Redrock Postgres introduced undo logging. When a tuple is modified, index records are marked for deletion and transaction status information is recorded for index records. If each index is not updated, only related index columns are updated. Modifying table data does not affect index scanning.
Create a table, insert some data, and create an index on the id
field of the table.

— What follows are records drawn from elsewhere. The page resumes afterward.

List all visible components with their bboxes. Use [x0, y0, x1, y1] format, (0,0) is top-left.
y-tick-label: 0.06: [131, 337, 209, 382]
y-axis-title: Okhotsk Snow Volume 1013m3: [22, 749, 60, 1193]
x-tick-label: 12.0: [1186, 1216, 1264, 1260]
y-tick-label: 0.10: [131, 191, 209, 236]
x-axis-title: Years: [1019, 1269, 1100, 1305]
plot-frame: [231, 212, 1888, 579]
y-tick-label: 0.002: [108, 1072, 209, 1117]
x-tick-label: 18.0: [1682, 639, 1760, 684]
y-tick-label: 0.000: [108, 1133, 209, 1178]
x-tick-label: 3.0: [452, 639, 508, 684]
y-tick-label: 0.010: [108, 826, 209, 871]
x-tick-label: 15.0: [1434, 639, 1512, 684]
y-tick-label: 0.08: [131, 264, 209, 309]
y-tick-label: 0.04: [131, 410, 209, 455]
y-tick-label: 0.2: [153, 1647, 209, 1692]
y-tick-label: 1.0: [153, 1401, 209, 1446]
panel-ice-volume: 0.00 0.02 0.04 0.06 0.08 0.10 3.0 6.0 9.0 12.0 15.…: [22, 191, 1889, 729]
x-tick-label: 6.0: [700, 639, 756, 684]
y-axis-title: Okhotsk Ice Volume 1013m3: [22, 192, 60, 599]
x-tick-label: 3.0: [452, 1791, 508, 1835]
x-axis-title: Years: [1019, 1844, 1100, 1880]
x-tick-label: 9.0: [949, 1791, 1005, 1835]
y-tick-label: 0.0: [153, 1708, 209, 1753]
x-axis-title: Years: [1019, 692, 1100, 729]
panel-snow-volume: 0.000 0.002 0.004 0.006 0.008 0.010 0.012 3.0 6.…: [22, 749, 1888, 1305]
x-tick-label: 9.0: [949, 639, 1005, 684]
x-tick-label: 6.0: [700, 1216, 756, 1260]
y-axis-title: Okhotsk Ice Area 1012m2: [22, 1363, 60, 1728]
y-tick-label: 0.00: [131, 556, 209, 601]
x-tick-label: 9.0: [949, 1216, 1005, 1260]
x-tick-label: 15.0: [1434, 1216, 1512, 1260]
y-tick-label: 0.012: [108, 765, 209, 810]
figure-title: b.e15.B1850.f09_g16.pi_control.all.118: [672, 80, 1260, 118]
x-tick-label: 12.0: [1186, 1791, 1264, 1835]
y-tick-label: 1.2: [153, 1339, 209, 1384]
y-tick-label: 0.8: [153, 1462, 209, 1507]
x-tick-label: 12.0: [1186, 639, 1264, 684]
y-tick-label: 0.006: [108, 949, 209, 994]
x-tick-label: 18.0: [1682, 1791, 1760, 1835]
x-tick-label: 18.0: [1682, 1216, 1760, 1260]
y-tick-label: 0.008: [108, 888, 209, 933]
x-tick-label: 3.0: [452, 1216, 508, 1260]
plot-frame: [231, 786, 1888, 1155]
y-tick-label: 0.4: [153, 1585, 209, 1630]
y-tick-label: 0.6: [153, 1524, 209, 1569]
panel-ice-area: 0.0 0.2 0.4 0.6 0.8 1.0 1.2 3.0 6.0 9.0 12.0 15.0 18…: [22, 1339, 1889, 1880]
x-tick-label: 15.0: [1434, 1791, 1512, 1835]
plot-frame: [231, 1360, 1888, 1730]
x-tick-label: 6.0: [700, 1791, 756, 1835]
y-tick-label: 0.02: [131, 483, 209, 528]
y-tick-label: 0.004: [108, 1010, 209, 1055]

Execute the query that involves index scanning in advance to load the index data to the shared buffer.
CREATE TABLE t_large (id integer, name text);
INSERT INTO t_large (id, name)
SELECT i, repeat('Pg', 32)
FROM generate_series(1, 1000000) AS s(i);
CREATE INDEX large_idx ON t_large (id);
SET max_parallel_workers_per_gather = 0;
SELECT count(*) FROM t_large;
Let’s first confirm that the query does use index scanning and record the execution plan and statistics for the query.
EXPLAIN (analyze, buffers, costs off)
SELECT count(*) FROM t_large;
QUERY PLAN
---------------------------------------------------------------------------------------------------
Aggregate (actual time=102.074..102.075 rows=1 loops=1)
Buffers: shared hit=2
-> Index Only Scan using large_idx on t_large (actual time=0.017..57.880 rows=1000000 loops=1)
Heap Fetches: 0
Buffers: shared hit=2
Planning time: 0.075 ms
Execution time: 102.094 ms
Let’s make some updates to some of the data in the table and delete some of the data.
UPDATE t_large SET name = 'dummy' WHERE mod(id, 100) = 1;
DELETE FROM t_large WHERE mod(id, 100) = 50;
Let’s look again at the execution plan used by the original query.
EXPLAIN (analyze, buffers, costs off)
SELECT count(*) FROM t_large;
QUERY PLAN
--------------------------------------------------------------------------------------------------
Aggregate (actual time=101.703..101.703 rows=1 loops=1)
Buffers: shared hit=2
-> Index Only Scan using large_idx on t_large (actual time=0.017..57.207 rows=990000 loops=1)
Heap Fetches: 0
Buffers: shared hit=2
Planning time: 0.079 ms
Execution time: 101.724 ms
In the above example, after some data is updated and deleted from the t_large
table, the execution plan used by the original query does not change, and the query execution time is not affected.